The coverage fraction of 0.5 indicates that about half of sgement1 is covered by segment2 when projected
The coverage distance of about 0.8 indicates the two segments are relatively close but not touching
The cosine similarity of about 0.55 indicates that the two segments are about halfway between pointing perpendicular and pointing in the same direction
Adjusting the distance threshold#
Let’s see how lowering the distance threshold makes the coverage distance more strict. In other words, segments have to be closer together to get a better score.
[ ]:
dist_threshold = 10.0
[ ]:
coverage_df = (
segment_df.select(
F.st_coverage('segment1',
'segment2',
dist_threshold)
.alias('Coverage')
)
)
coverage_df.show(truncate=False)
+---------------------------------------------+
|Coverage |
+---------------------------------------------+
|[0.5, 0.6200510377447751, 0.5547001962252291]|
+---------------------------------------------+
Now the coverage distance is about 0.62 which is lower than the 0.8 when the threshold was 20.0.

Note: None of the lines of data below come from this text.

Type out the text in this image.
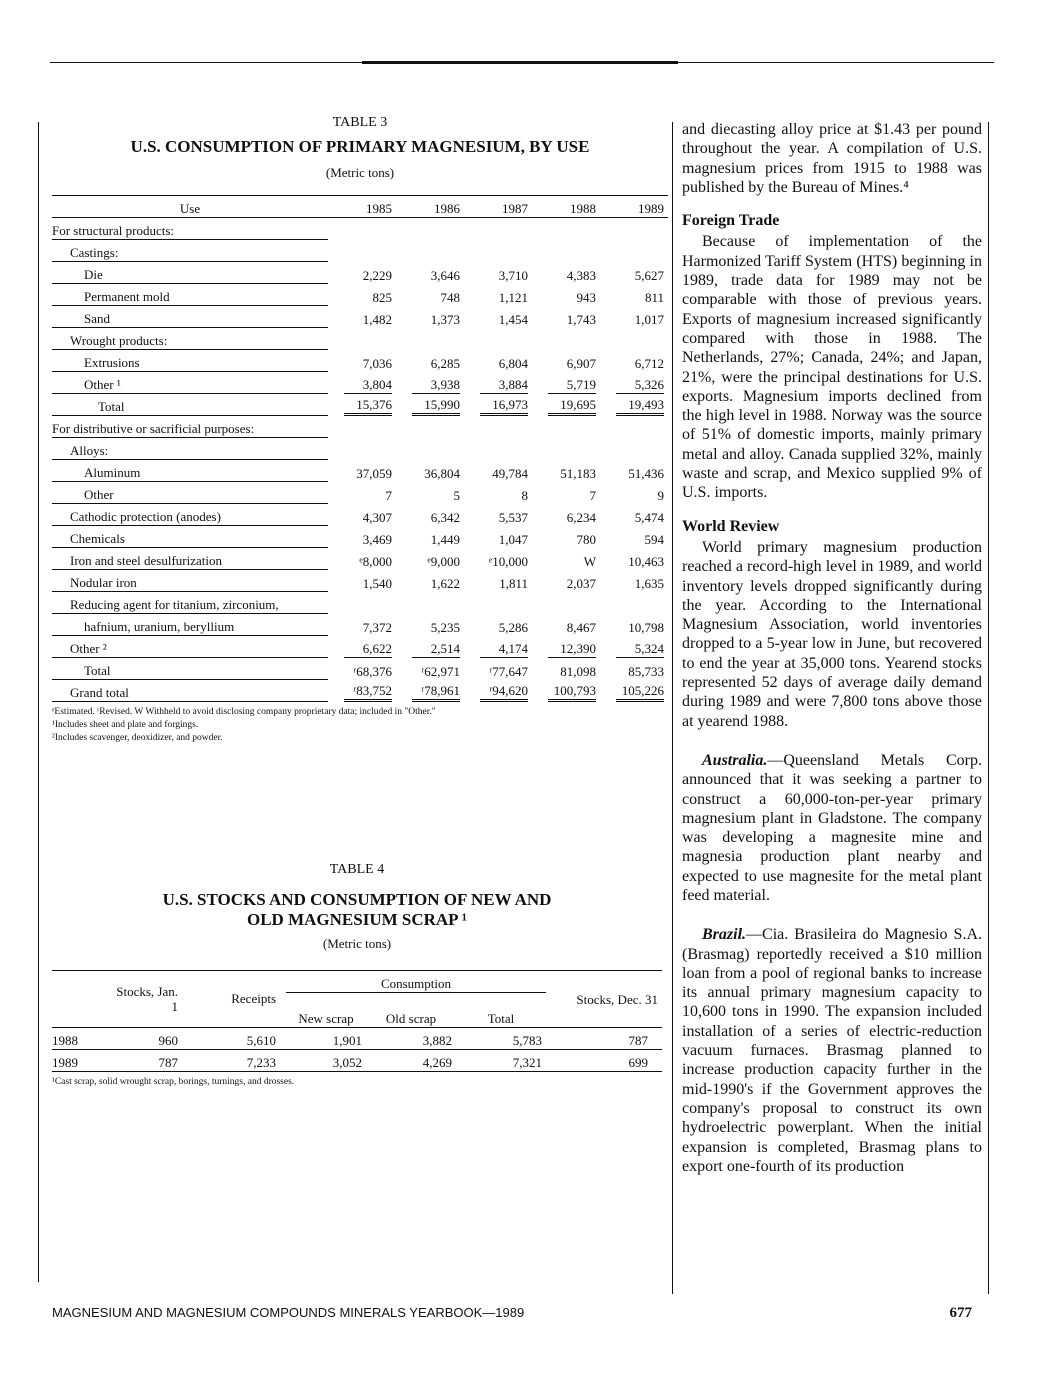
TABLE 3
U.S. CONSUMPTION OF PRIMARY MAGNESIUM, BY USE
(Metric tons)
Use	1985	1986	1987	1988	1989
For structural products:					
Castings:					
Die	2,229	3,646	3,710	4,383	5,627
Permanent mold	825	748	1,121	943	811
Sand	1,482	1,373	1,454	1,743	1,017
Wrought products:					
Extrusions	7,036	6,285	6,804	6,907	6,712
Other ¹	3,804	3,938	3,884	5,719	5,326
Total	15,376	15,990	16,973	19,695	19,493
For distributive or sacrificial purposes:					
Alloys:					
Aluminum	37,059	36,804	49,784	51,183	51,436
Other	7	5	8	7	9
Cathodic protection (anodes)	4,307	6,342	5,537	6,234	5,474
Chemicals	3,469	1,449	1,047	780	594
Iron and steel desulfurization	ᵉ8,000	ᵉ9,000	ᵉ10,000	W	10,463
Nodular iron	1,540	1,622	1,811	2,037	1,635
Reducing agent for titanium, zirconium,					
hafnium, uranium, beryllium	7,372	5,235	5,286	8,467	10,798
Other ²	6,622	2,514	4,174	12,390	5,324
Total	ʳ68,376	ʳ62,971	ʳ77,647	81,098	85,733
Grand total	ʳ83,752	ʳ78,961	ʳ94,620	100,793	105,226
ᵉEstimated. ʳRevised. W Withheld to avoid disclosing company proprietary data; included in "Other."
¹Includes sheet and plate and forgings.
²Includes scavenger, deoxidizer, and powder.
TABLE 4
U.S. STOCKS AND CONSUMPTION OF NEW AND
OLD MAGNESIUM SCRAP ¹
(Metric tons)
	Stocks, Jan. 1	Receipts	Consumption			Stocks, Dec. 31
			New scrap	Old scrap	Total	
1988	960	5,610	1,901	3,882	5,783	787
1989	787	7,233	3,052	4,269	7,321	699
¹Cast scrap, solid wrought scrap, borings, turnings, and drosses.

and diecasting alloy price at $1.43 per pound throughout the year. A compilation of U.S. magnesium prices from 1915 to 1988 was published by the Bureau of Mines.⁴

Foreign Trade

Because of implementation of the Harmonized Tariff System (HTS) beginning in 1989, trade data for 1989 may not be comparable with those of previous years. Exports of magnesium increased significantly compared with those in 1988. The Netherlands, 27%; Canada, 24%; and Japan, 21%, were the principal destinations for U.S. exports. Magnesium imports declined from the high level in 1988. Norway was the source of 51% of domestic imports, mainly primary metal and alloy. Canada supplied 32%, mainly waste and scrap, and Mexico supplied 9% of U.S. imports.

World Review

World primary magnesium production reached a record-high level in 1989, and world inventory levels dropped significantly during the year. According to the International Magnesium Association, world inventories dropped to a 5-year low in June, but recovered to end the year at 35,000 tons. Yearend stocks represented 52 days of average daily demand during 1989 and were 7,800 tons above those at yearend 1988.

Australia.—Queensland Metals Corp. announced that it was seeking a partner to construct a 60,000-ton-per-year primary magnesium plant in Gladstone. The company was developing a magnesite mine and magnesia production plant nearby and expected to use magnesite for the metal plant feed material.

Brazil.—Cia. Brasileira do Magnesio S.A. (Brasmag) reportedly received a $10 million loan from a pool of regional banks to increase its annual primary magnesium capacity to 10,600 tons in 1990. The expansion included installation of a series of electric-reduction vacuum furnaces. Brasmag planned to increase production capacity further in the mid-1990's if the Government approves the company's proposal to construct its own hydroelectric powerplant. When the initial expansion is completed, Brasmag plans to export one-fourth of its production

MAGNESIUM AND MAGNESIUM COMPOUNDS MINERALS YEARBOOK—1989	677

Choosing Distance Threshold#
Distance threshold should be chosen based on the data and the application. Often trial and error is best for selecting this parameter. However, in general, if the segments in the data are further apart, a higher threshold could be chosen to indicate that these far apart sgements are still similar. If the segments in the data are relatively close to each other, then a lower distance threshold could be chosen to be more strict in indicating close together segments.